Labor lost because there was too great a gap between promise and delivery. We also lost because we were control freaks – and ironically, in the end we lost control of almost everything. Had we had a bit more faith in our individual and collective capacity to transform the debate, we might not have been left clinging to office.

To get that right you have to have clarity about who you are, what you believe in, what you’ll fight for.

It doesn’t require a major re-invention – but it does require an updated version of what Whitlam and Hawke and Keating did – to give modern purpose and relevance to the Labor tradition of fairness and opportunity for all.

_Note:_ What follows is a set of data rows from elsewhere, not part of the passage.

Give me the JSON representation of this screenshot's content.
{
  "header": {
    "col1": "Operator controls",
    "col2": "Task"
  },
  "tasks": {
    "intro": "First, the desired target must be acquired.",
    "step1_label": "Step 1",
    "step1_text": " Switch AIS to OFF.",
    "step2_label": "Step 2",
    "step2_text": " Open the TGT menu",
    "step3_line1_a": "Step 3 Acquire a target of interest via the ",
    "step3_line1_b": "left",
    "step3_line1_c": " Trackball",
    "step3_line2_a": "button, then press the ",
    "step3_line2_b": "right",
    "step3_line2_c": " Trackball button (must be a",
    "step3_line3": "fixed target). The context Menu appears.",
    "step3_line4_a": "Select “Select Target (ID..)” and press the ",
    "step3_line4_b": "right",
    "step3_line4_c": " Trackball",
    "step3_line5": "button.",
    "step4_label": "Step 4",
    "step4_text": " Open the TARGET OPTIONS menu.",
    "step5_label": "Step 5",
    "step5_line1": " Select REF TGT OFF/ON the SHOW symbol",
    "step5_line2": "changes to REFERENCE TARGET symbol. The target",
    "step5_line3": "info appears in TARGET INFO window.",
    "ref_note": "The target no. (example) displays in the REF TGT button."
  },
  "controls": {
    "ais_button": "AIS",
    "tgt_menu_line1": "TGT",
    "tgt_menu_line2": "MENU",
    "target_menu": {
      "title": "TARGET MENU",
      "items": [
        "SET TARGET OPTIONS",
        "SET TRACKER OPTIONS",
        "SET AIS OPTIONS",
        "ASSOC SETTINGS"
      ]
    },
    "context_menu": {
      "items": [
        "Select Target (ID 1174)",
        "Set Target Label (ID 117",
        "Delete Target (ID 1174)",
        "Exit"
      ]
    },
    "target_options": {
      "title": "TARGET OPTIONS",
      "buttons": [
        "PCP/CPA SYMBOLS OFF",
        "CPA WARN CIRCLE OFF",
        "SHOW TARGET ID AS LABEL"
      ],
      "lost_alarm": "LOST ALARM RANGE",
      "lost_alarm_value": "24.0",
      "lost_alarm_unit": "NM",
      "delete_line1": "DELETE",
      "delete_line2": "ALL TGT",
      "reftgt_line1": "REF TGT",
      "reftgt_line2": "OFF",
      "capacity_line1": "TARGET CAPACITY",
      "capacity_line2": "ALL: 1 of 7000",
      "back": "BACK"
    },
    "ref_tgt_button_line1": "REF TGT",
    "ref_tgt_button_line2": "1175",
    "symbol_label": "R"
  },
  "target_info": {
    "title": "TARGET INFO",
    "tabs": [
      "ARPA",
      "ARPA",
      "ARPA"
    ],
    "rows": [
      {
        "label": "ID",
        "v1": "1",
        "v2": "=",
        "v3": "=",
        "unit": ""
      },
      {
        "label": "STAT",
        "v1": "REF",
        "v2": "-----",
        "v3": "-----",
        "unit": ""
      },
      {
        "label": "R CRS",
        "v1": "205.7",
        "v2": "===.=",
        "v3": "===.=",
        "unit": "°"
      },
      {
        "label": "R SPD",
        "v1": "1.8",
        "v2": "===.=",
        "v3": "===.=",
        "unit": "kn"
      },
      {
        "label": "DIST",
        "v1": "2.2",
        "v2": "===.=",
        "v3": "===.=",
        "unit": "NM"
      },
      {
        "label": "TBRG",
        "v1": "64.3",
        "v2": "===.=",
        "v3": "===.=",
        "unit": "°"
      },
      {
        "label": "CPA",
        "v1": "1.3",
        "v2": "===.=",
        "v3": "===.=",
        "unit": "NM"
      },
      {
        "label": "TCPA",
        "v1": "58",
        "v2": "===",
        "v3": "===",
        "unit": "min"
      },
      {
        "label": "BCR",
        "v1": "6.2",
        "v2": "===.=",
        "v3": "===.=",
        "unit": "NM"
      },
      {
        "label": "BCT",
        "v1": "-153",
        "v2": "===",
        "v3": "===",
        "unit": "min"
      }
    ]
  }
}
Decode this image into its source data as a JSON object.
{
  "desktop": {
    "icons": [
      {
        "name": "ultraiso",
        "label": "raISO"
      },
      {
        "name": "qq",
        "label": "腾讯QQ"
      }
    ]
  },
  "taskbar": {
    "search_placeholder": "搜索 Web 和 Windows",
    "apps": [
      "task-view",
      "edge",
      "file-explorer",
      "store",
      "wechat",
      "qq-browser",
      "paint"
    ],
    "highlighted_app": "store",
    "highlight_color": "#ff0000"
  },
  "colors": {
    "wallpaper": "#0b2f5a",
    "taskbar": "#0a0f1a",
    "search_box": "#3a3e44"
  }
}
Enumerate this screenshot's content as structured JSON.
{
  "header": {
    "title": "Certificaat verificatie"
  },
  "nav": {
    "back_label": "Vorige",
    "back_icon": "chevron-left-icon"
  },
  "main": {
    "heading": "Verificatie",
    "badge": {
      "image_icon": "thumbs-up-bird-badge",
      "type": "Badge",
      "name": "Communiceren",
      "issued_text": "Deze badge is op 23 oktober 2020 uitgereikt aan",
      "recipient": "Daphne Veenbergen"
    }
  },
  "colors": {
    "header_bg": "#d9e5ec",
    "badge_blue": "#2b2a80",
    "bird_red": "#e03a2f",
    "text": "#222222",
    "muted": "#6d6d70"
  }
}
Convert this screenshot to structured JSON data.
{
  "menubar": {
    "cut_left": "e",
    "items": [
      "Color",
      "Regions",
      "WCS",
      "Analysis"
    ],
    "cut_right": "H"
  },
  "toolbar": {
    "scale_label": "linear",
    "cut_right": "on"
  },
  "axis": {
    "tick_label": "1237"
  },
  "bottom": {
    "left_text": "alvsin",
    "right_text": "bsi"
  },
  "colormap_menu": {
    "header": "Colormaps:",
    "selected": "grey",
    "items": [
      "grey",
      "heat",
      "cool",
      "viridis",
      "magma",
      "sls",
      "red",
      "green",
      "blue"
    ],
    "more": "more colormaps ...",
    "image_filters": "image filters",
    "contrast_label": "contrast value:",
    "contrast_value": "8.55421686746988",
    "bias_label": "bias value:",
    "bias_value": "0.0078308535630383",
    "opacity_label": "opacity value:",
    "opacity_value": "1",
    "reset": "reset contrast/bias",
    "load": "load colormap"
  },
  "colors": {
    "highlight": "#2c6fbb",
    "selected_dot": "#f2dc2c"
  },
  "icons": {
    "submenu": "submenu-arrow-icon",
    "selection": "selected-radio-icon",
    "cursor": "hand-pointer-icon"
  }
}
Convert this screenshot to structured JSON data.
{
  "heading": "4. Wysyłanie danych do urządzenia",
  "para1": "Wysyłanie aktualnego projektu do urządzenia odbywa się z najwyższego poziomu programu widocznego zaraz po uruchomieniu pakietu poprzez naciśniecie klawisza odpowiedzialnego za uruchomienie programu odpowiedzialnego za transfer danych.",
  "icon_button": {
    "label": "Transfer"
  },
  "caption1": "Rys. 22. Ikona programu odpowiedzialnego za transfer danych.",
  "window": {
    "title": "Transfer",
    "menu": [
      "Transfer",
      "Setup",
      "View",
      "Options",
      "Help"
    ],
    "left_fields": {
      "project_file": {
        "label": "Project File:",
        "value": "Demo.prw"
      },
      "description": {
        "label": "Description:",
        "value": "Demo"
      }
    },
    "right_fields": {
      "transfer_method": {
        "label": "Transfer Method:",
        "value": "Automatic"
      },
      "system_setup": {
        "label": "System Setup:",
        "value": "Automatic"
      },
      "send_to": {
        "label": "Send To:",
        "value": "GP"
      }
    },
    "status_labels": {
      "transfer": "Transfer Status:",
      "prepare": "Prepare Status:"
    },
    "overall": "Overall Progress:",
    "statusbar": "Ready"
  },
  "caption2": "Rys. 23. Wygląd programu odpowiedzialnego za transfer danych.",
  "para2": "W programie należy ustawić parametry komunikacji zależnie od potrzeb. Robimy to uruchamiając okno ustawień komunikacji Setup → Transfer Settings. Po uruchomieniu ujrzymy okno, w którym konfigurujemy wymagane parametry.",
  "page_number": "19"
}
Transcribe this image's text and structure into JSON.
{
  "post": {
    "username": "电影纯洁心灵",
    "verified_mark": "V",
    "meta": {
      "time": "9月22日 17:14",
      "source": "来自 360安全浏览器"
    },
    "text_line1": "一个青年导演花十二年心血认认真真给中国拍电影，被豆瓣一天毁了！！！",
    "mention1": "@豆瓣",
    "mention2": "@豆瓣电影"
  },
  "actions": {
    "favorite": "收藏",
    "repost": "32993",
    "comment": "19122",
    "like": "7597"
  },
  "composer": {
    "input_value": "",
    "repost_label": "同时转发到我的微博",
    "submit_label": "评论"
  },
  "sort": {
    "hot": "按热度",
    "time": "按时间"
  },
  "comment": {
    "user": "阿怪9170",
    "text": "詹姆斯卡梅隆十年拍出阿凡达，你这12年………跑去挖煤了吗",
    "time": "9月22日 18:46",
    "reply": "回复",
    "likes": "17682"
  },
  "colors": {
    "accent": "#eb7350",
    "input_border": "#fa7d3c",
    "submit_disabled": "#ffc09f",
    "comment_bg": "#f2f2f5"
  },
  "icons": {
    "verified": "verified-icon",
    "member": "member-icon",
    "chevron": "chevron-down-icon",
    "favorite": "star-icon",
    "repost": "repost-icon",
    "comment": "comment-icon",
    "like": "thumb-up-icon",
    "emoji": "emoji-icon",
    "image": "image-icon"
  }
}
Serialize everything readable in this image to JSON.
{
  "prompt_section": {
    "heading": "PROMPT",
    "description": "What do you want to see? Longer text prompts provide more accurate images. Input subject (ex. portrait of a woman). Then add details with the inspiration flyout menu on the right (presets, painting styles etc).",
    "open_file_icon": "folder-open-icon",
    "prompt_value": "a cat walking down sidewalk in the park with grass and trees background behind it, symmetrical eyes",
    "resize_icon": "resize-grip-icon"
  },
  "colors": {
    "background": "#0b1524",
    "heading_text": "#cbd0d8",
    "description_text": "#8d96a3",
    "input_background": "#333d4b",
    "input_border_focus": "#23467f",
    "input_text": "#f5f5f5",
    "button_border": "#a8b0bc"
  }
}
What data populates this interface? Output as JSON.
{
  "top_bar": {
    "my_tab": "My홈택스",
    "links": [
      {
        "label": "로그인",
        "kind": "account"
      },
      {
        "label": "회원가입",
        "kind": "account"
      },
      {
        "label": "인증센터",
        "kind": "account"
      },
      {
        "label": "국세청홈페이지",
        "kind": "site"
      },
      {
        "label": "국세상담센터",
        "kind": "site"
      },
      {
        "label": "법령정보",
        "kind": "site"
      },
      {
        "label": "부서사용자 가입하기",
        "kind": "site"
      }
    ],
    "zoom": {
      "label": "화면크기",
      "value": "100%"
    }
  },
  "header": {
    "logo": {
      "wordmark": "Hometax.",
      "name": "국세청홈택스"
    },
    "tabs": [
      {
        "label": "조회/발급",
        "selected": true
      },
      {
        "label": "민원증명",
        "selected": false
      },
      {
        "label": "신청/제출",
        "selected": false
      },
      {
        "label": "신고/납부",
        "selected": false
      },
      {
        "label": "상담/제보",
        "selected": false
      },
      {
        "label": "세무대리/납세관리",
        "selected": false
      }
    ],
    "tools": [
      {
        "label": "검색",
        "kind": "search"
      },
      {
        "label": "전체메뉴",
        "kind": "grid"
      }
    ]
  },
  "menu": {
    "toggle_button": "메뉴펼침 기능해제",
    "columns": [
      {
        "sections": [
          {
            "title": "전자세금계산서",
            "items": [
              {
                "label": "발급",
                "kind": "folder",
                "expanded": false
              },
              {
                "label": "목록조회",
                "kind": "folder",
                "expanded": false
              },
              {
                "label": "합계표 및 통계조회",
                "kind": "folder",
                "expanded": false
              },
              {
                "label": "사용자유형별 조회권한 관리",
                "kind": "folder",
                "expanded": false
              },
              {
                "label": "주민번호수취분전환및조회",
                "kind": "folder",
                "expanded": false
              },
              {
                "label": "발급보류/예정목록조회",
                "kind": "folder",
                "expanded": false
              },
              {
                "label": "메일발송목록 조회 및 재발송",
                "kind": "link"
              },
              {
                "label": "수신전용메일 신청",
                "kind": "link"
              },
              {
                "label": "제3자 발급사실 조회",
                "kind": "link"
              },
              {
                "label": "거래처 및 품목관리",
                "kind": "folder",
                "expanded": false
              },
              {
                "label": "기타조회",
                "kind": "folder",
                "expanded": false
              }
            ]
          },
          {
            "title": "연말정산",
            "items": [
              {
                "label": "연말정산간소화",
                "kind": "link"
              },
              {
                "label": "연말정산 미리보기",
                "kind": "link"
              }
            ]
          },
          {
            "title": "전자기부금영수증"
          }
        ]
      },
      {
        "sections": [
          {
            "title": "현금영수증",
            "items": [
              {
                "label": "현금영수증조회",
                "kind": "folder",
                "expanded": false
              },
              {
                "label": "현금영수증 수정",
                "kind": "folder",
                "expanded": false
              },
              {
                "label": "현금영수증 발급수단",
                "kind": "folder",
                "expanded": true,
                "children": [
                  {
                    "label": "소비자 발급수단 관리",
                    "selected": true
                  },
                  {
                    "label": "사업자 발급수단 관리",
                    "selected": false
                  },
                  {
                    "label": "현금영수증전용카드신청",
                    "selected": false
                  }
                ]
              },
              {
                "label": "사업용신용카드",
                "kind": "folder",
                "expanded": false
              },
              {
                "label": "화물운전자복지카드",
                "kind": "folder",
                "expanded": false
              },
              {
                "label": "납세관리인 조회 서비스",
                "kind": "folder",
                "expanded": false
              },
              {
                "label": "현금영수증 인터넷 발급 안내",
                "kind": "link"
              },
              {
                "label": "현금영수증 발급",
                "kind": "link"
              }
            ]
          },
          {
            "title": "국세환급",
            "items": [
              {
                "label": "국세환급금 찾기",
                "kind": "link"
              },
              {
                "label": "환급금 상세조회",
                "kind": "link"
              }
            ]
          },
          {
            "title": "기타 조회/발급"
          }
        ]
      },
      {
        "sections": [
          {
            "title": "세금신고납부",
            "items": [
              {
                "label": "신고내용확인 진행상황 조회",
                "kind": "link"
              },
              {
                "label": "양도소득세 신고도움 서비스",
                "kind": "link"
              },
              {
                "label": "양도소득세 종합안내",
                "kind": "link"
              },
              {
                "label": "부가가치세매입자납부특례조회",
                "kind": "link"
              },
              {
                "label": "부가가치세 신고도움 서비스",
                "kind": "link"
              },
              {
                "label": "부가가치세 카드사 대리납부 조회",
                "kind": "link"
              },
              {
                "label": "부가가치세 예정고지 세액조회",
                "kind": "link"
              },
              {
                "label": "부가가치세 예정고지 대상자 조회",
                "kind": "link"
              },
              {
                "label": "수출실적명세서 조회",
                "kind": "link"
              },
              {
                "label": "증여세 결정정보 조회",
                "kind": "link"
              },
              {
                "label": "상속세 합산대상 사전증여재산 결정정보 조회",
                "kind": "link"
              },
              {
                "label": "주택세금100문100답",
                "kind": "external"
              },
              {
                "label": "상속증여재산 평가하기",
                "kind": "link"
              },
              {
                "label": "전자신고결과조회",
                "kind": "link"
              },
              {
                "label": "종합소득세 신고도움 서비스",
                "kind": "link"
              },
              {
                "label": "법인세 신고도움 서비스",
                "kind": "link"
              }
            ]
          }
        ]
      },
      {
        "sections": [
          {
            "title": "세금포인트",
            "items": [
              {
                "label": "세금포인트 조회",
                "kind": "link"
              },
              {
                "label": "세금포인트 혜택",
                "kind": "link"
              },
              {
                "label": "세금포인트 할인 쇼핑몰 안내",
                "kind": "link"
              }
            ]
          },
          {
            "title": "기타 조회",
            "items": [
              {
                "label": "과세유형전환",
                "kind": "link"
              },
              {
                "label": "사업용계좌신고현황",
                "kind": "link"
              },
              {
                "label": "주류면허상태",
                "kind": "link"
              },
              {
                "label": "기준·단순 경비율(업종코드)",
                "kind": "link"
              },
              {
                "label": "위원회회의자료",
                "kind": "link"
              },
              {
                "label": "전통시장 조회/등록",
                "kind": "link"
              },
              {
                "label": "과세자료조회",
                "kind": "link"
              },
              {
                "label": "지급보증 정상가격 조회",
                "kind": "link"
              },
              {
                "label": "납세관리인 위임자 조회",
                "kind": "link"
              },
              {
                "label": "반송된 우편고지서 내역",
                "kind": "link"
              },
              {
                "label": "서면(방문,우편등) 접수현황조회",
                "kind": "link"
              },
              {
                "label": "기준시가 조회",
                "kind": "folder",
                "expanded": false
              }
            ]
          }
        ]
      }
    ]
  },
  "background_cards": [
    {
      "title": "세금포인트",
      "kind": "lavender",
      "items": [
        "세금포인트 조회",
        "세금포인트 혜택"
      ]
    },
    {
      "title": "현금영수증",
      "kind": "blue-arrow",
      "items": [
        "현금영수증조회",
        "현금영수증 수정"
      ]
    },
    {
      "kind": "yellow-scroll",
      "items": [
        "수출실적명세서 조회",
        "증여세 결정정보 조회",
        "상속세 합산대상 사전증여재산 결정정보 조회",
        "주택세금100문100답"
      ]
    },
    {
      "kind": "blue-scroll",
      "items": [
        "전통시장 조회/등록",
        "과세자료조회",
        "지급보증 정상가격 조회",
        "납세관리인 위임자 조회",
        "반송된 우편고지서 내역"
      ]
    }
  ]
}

The way to get votes back in Bennelong and Macquarie – and in Lindsay and Banks and elsewhere – is to get back to the main story.

The main story is about managing the prosperity for everyone.

For that to happen, Labor needs to prosecute the case around the fundamentals:

  • The need to facilitate a modern Australian economy, the seamless national economy that was the primary goal of the 2020 summit.
  • The need to further internationalise our economy
  • The need to remain open to migration
  • The need to price water and carbon and promote innovation and sustainability in our major cities and regions.”

Read Maxine’s full speech here.

Read what Phillip Coorey wrote up in the Sydney Morning Herald here.

Some short excerpts from John Hewson’s comments on what obstructs policy development:

It [More Than Luck] gives you a good assessment of where we are in policymaking today, the constraints on policy and it is full of some pretty good ideas that will one day hopefully find their way into policy that is implemented by government.

Politics is far more a game, played out in 24 hour media cycles or various cycles within that.

Why policy is as poor as it is today? Politics today is a media and not a policy game. There is a need for political reform before we get policy reform.

Politics is dominated by short termism – the climate change debate is about a medium to long term challenge for this century and it was being fought out scoring points in a 24 hour media cycle.

The standing of our politicians is very poor. The leaders themselves have adopted a small target strategy.. and are risk averse.”